Omaha bred punk rockers Desaparacidos — and their ringleader, Conor Oberst — are an exception to all that. Formed in the early 2000s they put out their first and only record Read Music, Speak Spanish the winter after 9/11. It wasn’t great timing for an album that condemned drone strikes (“The Happiest Place on Earth”) and presciently warned of the deceptive joy of low-interest home ownership (“Hole in One”). They toured for a bit, disbanded, and moved on to other projects. But in 2010 the guys found themselves back at band practice in a basement in Omaha. They played a show and “it felt so natural and more fun than it ever did,” recalled guitarist Denver Dalley. “So that really pushed us to actually be a band again.”

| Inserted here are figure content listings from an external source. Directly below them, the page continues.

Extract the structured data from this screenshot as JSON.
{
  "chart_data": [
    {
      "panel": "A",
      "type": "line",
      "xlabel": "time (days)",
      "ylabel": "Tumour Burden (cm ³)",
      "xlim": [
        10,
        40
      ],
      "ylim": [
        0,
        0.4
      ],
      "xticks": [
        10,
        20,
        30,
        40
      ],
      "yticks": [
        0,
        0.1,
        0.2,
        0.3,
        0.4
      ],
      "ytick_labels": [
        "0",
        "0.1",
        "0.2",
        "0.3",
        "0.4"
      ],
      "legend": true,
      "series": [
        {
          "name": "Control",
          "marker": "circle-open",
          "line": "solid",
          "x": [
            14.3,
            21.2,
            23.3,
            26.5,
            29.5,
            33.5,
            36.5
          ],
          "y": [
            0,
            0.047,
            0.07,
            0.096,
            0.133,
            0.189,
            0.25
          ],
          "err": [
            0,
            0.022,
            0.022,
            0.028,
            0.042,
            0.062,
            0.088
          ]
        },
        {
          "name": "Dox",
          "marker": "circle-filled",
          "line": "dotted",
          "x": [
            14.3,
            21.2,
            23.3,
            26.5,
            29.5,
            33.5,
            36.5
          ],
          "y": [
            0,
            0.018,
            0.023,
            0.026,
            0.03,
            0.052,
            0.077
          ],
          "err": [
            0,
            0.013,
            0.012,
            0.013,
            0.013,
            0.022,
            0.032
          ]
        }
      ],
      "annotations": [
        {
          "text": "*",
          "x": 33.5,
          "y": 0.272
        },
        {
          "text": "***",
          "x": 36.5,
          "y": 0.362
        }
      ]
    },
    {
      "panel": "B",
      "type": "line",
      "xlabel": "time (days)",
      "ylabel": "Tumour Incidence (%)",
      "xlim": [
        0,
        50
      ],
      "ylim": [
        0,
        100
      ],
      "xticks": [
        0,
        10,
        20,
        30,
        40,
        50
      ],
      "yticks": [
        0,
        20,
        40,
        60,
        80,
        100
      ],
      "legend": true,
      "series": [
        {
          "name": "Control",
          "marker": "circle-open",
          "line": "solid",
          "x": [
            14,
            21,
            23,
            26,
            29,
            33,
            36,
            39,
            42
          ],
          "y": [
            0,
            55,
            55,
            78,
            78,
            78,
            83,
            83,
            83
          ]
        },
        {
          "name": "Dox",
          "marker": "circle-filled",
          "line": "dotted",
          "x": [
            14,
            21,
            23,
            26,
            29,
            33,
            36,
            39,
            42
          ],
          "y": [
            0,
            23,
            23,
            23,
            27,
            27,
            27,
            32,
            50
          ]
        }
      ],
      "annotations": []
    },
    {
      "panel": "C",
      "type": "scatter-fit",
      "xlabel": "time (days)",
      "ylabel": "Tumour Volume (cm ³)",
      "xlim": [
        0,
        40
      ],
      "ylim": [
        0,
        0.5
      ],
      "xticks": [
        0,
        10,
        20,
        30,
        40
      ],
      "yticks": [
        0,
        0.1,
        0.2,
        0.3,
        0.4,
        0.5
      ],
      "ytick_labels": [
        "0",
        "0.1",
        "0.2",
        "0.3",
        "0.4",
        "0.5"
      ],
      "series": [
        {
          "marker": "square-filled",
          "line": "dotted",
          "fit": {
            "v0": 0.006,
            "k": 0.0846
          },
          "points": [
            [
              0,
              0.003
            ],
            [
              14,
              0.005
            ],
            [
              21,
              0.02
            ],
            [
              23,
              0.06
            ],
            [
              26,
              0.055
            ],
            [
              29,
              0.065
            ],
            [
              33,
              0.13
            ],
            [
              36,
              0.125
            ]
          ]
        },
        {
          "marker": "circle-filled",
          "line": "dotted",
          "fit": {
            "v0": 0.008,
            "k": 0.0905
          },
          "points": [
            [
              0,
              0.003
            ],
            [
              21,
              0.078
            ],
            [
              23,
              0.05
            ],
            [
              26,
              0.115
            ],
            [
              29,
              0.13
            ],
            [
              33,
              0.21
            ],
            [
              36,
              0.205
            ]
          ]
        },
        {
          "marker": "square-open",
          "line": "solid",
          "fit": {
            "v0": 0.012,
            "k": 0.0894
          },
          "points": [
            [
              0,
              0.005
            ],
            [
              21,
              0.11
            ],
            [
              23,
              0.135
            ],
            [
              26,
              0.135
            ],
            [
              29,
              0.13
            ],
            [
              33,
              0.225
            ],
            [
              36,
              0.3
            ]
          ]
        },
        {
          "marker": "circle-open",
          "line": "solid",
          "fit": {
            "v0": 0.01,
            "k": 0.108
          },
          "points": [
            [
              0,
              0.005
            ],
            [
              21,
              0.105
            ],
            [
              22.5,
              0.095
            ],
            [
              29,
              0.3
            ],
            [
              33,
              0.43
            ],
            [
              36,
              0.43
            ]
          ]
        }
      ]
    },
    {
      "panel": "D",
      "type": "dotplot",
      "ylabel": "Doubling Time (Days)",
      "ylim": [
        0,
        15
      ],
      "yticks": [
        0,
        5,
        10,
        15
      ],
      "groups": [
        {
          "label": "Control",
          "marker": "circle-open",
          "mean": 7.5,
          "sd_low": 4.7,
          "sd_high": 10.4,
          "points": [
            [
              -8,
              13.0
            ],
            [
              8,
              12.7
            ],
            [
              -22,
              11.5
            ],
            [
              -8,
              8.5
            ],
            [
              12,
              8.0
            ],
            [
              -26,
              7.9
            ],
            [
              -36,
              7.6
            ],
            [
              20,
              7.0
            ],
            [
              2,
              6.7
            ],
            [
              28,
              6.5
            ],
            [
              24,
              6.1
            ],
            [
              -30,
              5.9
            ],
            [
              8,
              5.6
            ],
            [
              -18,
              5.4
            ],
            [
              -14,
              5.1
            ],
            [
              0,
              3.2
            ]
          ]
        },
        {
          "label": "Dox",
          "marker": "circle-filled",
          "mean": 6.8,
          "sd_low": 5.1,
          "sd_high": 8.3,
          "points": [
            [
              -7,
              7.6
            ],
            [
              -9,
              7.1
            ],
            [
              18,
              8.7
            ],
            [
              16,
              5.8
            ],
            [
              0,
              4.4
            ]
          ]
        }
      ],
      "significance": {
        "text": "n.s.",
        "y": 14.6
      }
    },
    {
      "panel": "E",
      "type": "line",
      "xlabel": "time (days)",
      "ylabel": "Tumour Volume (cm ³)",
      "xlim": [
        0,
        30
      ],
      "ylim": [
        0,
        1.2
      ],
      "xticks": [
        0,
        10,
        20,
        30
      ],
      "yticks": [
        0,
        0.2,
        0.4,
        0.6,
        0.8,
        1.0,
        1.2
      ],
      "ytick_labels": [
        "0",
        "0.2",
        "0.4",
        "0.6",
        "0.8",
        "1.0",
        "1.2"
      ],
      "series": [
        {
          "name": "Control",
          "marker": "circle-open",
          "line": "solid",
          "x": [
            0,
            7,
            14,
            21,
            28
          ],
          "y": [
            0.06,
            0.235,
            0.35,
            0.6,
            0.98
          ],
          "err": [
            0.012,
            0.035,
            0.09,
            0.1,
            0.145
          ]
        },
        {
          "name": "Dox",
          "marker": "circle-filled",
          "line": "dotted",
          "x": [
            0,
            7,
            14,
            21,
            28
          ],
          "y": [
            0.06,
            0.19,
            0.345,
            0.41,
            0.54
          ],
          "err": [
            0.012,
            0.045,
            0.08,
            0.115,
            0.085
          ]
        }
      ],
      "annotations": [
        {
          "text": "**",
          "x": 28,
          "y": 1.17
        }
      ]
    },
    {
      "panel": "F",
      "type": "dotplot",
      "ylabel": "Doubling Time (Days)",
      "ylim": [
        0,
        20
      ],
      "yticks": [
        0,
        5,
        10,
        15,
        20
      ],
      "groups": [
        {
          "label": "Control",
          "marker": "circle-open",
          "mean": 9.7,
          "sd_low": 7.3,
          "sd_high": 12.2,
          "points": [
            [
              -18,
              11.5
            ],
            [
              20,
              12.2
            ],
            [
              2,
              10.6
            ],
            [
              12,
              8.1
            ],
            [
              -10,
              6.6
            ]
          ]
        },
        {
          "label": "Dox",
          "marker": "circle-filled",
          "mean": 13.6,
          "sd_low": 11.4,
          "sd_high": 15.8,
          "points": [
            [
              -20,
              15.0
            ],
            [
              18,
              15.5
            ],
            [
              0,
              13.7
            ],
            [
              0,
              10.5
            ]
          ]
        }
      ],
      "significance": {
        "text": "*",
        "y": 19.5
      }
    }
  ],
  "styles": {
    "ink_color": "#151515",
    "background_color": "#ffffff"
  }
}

It turns out that in the near decade they’ve been silent, kids who would have been in middle school when the towers fell were stumbling upon this lone record by this mysteriously named band and connecting to its anti-corporate message and sense of generational isolation. At a recent show at Webster Hall in New York, the crowd was filled with tightly wound, expectant dudes, the kind of faces you’d think you’d have seen at a Minor Threat show in 1982. “It’s truly inspiring when people tell us that they knew nothing of certain issues until they saw us play or started listening to us,” Dalley says. “It’s an honor to think that we inspired someone to research or even start a conversation.”
Considering the fact that our government has (once again) been brought to a standstill by fractious bickering I wouldn’t have tolerated from the seven-year-old boys I used to teach second grade to, it would be easy to yammer on about how timely Desaparecidos return is. And that is what I was thinking during most of the show, as Oberst screamed lines like, “Opportunity, no it don’t exist/ It’s the opiate of the populace/We need some harder shit now.” But after an ecstatically sweaty set, the band came back for an encore (“Spanish Bombs,” by the Clash) after which Oberst hurled himself into the crowd. “The most important thing is playing together to have fun,” Dalley told me later. “To do this because we want to, not because we are expected to.” As Oberst’s body was passed along the bed of outstretched arms it occurred to me that every rock show, every moment of defiant, aggressive joy, is an act of protest against an increasingly corporatized, monetized, and anesthetized world. Still, it’s good to have them back.